Based on Nunez’s report, Facebook founder Mark Zuckerberg and his company take a “downright dim view of the (media) industry and its talent.”
In interviews with Gizmodo, these former curators described grueling work conditions, humiliating treatment, and a secretive, imperious culture in which they were treated as disposable outsiders. After doing a tour in Facebook’s news trenches, almost all of them came to believe that they were there not to work, but to serve as training modules for Facebook’s algorithm.
One of Nunez’s subjects described working for Facebook as “degrading.”
Ok … so Facebook doesn’t like working with reporters – and reporters didn’t like working for Facebook. Big real, right?
Sure …
The real story, though, seems to be the ideological makeup of the network’s “curators …”
The trending news section is run by people in their 20s and early 30s, most of whom graduated from Ivy League and private East Coast schools like Columbia University and NYU. They’ve previously worked at outlets like theNew York Daily News, Bloomberg, MSNBC, and the Guardian. Some former curators have left Facebook for jobs at organizations including the New Yorker, Mashable, and Sky Sports.

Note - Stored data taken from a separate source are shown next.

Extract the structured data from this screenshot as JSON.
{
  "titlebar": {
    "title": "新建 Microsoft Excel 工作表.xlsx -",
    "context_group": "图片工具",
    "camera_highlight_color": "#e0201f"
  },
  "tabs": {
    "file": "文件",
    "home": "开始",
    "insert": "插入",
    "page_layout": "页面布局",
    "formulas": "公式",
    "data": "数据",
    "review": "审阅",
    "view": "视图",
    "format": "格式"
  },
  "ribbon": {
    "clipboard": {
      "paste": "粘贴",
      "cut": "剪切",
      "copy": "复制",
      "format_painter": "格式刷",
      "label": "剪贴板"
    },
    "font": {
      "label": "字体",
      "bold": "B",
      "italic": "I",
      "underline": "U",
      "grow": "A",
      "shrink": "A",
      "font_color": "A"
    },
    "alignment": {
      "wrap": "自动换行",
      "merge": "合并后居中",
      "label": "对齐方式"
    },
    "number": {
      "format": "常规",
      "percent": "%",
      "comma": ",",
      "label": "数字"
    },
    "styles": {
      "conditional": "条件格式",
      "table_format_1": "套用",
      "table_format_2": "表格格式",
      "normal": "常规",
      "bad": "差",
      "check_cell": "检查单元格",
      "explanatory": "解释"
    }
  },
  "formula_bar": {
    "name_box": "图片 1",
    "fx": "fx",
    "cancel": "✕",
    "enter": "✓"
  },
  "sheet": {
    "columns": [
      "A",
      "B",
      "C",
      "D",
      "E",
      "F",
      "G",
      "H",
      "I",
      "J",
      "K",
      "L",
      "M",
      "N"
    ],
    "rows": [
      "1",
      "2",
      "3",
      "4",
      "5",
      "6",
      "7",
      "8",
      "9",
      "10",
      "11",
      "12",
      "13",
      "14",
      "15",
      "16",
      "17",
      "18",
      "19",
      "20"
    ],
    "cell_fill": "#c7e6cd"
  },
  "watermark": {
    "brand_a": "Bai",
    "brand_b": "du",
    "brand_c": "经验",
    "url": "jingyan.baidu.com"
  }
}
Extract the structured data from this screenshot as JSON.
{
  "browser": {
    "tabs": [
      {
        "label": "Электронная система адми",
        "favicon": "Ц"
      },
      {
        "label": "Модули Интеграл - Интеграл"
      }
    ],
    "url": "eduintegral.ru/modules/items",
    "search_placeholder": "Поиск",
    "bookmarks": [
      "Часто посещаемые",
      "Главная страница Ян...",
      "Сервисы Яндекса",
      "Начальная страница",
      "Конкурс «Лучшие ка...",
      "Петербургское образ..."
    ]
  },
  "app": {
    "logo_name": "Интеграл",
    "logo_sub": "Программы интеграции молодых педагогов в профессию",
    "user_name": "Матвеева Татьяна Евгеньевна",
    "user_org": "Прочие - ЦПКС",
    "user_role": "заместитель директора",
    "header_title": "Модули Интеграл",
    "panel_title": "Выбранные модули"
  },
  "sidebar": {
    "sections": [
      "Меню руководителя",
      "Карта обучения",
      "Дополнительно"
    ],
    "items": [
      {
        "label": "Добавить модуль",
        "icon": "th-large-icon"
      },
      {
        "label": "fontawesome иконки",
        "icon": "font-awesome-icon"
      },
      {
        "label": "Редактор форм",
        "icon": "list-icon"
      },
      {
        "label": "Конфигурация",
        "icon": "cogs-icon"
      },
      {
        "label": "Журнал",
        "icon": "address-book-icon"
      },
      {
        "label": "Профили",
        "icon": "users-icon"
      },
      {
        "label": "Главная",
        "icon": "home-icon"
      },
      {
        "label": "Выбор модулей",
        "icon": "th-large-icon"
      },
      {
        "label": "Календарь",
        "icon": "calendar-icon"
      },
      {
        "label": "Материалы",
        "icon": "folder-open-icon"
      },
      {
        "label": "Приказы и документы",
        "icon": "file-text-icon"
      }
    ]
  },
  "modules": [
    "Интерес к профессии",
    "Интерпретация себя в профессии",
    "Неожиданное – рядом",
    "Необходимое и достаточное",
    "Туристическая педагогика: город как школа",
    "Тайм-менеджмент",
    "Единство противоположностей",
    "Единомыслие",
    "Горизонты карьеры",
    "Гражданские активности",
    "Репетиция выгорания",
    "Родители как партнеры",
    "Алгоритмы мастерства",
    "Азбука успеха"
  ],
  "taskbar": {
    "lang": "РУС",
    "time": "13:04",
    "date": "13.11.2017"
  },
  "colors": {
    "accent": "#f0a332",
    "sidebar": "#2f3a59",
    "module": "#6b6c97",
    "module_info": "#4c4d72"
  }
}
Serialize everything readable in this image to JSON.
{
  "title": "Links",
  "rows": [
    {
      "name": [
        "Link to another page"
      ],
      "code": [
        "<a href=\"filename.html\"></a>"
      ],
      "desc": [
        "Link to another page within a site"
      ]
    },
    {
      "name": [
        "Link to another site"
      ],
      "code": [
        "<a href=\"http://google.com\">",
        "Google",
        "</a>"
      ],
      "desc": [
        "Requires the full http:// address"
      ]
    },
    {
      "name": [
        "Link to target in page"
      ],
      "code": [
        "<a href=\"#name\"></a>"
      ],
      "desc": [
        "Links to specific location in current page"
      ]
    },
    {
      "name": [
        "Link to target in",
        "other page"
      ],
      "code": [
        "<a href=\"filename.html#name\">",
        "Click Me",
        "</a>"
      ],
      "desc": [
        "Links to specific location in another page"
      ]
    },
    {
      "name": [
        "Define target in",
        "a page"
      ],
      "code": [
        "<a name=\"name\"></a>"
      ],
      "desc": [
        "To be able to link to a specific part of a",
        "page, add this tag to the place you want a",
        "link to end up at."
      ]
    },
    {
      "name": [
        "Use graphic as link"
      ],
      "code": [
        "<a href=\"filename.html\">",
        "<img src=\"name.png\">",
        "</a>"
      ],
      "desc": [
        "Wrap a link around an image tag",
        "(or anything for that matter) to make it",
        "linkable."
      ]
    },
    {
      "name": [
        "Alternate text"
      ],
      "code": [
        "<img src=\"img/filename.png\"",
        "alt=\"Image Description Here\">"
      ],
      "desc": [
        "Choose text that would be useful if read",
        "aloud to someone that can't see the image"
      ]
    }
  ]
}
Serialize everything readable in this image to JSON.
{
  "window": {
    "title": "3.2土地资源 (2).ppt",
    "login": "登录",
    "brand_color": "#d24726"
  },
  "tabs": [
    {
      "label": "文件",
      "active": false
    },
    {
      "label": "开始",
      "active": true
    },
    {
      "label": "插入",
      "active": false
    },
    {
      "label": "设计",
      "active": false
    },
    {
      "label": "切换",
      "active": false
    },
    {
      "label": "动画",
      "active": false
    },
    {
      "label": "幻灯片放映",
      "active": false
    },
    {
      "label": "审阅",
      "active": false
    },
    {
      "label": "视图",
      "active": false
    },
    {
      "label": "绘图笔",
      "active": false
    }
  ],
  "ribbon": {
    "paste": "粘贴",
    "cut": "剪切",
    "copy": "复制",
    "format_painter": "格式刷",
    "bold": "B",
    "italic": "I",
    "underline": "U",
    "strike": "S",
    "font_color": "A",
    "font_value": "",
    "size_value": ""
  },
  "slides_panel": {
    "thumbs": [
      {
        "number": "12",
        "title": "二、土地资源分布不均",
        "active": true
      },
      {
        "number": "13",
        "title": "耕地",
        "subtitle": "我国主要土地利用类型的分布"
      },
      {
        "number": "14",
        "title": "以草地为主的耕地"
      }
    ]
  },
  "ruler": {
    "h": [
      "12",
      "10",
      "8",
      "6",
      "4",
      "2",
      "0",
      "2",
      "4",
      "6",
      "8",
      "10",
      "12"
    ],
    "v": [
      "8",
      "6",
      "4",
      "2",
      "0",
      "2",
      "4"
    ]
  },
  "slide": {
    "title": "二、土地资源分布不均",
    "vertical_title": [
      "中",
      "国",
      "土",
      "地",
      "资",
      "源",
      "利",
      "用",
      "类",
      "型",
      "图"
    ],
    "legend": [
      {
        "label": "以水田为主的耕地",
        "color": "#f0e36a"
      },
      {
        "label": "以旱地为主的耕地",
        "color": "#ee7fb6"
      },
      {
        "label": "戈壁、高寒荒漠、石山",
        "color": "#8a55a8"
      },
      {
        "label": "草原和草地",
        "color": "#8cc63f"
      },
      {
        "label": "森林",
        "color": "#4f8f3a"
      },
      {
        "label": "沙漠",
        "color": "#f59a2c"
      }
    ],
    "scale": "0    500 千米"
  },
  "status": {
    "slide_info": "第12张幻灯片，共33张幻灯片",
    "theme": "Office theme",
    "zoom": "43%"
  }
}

According to former team members interviewed by Gizmodo, this small group has the power to choose what stories make it onto the trending bar and, more importantly, what news sites each topic links out to. “We choose what’s trending,” said one. “There was no real standard for measuring what qualified as news and what didn’t. It was up to the news curator to decide.”
So much for letting users drive the “trending” topics.
Not only did curators have the ability to choose what was trending, they had the ability to “blacklist” topics they didn’t want to gain traction.
All while Facebook gave the illusion its feeds were driven by users … and by data.
That’s scary …
Even more disturbing? The ultimate objective of this project …
… many former employees suspect that Facebook’s eventual goal is to replace its human curators with a robotic one. The former curators Gizmodo interviewed started to feel like they were training a machine, one that would eventually take their jobs.
In other words, Facebook hired a bunch of leftists in the hopes of teaching its news algorithm how to automate bias.
Frightening stuff …
We tend to yawn whenever we hear people say “Facebook is biased.” And we think it’s especially funny when people threaten to deactivate their accounts for ideological reasons or the perception of censorship.
As if that’s ever going to happen …
But it’s worth considering not only the extent to which this platform is attempting to influence what you are thinking … but that it’s masking its increasingly automated leftward bent behind the false perception that users are driving this shift.
In other words, Facebook is telling you what to think … under the ruse you are already thinking it.
Zuckerberg’s goal has always been the creation of an “alter-web” – an internet that exists completely within his own platform. And a robust news functionality is obviously a central part of this “alter-web.”